唔......這篇新聞好像沒人願意翻譯成中文

想看的人只好努力點了......

大意就是那些歐美的大企業開始把生質能源產業的歪腦筋動到非洲身上

特別是這塊大陸上的人的生活水準都在水平線下

統治者和政府又都很腐敗(unclear)

讓那些大財閥可以輕易的從不識字也不會書寫的村長手中拿到大片的土地

拿來種植可以產生高油量的植物

可是 目前為止國際糧食的價格並沒有因為得取非洲的土地而有下降的狀況

更糟的是

那些大財團連那些當地居民命根-他們僅有的水源地跟溼地都要搶走

特別是在乾季 非洲人沒有這樣的地方真的都要渴死了

而且那些自稱節能減碳愛環保的歐洲人

還繼續砍樹開地種他們要的油

可是那些歐洲來的大公司 荷蘭 瑞士 德國加上美國 加拿大 日本

給於當地居民的補償跟保障

好像有一點空虛

連販賣自己良心跟國家土地給大商人的官員都承認

到底這些承諾會不會落實是有疑問的

而這波搶糧搶土地的行動也被視為經濟殖民主義的再現


新聞原文

http://www.spiegel.de/international/world/0,1518,576548,00.html

標題:Africa Becoming a Biofuel Battleground

By Horand Knaup

Western companies are pushing to acquire vast stretches of African land to
meet the world's biofuel needs. Local farmers and governments are being
showered with promises. But is this just another form of economic colonialism?

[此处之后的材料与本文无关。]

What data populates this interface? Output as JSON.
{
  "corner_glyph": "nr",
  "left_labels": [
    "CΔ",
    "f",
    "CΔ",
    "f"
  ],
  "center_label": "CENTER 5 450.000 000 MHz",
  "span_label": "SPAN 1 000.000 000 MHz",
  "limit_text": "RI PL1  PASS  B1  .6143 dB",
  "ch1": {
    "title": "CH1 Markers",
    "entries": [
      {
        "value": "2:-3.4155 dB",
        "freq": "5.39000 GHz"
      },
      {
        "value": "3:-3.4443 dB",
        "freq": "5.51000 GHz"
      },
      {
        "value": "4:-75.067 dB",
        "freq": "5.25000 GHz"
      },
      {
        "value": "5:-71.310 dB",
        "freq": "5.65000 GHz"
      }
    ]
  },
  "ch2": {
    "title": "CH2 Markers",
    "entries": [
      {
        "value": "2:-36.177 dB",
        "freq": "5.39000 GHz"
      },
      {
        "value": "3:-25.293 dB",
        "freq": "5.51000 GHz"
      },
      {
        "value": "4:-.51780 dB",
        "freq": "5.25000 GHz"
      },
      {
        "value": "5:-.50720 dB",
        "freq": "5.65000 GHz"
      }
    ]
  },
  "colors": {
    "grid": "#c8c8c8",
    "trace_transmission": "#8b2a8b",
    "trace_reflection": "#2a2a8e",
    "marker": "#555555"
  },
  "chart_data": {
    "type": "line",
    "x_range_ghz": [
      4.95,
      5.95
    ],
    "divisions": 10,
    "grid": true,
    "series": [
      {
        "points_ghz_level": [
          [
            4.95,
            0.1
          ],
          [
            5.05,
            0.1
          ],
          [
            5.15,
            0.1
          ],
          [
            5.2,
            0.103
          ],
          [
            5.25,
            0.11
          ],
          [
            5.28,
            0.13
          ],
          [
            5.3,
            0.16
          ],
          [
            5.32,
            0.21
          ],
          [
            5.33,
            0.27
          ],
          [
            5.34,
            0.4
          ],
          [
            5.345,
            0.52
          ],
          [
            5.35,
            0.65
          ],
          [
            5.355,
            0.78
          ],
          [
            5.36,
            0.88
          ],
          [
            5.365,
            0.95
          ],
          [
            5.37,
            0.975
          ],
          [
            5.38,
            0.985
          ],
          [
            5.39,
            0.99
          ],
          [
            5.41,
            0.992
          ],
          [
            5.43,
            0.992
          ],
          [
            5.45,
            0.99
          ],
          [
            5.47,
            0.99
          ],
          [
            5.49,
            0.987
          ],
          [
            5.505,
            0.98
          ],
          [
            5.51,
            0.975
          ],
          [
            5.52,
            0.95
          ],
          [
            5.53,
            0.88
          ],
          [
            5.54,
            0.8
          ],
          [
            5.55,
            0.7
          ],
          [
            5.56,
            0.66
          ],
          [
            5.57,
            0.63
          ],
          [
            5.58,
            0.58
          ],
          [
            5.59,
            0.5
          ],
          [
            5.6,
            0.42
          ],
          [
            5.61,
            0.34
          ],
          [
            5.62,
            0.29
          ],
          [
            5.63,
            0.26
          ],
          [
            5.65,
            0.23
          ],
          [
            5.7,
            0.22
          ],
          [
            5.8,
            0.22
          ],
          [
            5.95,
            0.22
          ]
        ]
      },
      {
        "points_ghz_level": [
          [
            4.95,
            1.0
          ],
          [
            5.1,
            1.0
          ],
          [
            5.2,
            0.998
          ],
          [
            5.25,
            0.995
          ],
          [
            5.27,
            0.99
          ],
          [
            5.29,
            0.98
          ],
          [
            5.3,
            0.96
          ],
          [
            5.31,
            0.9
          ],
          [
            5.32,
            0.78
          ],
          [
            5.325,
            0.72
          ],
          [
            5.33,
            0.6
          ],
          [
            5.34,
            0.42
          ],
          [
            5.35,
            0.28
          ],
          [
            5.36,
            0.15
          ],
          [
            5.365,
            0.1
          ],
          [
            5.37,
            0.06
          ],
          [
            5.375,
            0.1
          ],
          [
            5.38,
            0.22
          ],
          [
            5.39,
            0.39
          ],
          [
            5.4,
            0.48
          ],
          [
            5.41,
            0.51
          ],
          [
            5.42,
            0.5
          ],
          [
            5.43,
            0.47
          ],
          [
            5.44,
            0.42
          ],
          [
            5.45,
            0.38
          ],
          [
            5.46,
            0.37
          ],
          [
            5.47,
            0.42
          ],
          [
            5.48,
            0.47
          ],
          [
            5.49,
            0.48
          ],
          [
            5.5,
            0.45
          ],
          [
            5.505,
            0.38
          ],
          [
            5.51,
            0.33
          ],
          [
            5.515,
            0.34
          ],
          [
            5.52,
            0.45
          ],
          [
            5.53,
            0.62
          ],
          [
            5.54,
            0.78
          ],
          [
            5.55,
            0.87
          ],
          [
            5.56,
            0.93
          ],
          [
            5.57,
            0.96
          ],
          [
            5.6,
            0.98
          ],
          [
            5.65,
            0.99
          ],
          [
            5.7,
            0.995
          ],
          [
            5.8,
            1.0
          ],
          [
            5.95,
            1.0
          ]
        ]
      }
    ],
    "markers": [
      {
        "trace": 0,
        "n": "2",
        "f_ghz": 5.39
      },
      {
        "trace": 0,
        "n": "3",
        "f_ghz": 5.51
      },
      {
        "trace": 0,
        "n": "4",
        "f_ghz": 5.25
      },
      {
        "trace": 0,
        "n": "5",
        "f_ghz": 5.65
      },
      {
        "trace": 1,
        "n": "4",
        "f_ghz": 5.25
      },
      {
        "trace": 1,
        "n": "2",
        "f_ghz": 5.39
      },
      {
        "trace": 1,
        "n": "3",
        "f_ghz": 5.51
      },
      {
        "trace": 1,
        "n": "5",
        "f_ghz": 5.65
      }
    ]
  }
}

Everything will turn out alright. Correction: everything is going to get
better. There will be new roads, a new school, a pharmacy, even a proper
water supply. Most of all, there will be jobs -- 5,000, at the very least.
"If there are jobs for us, then it's a good thing," says Juma Njagu, 26, who
hopes to be able to leave his meager existence as a planter and charburner
behind soon.

Njagu lives in Mtamba, a village of about 1,100 souls in Tanzania's Kisarawe
district, about 70 kilometers (43 miles) south-west of Dar es Salaam, the
capital and largest city. Mtamba, accessible by dirt road, is a place where
people scrape by on a bit of farming, a bit of fishing and the production of
charcoal. There isn't much else in Mtamba.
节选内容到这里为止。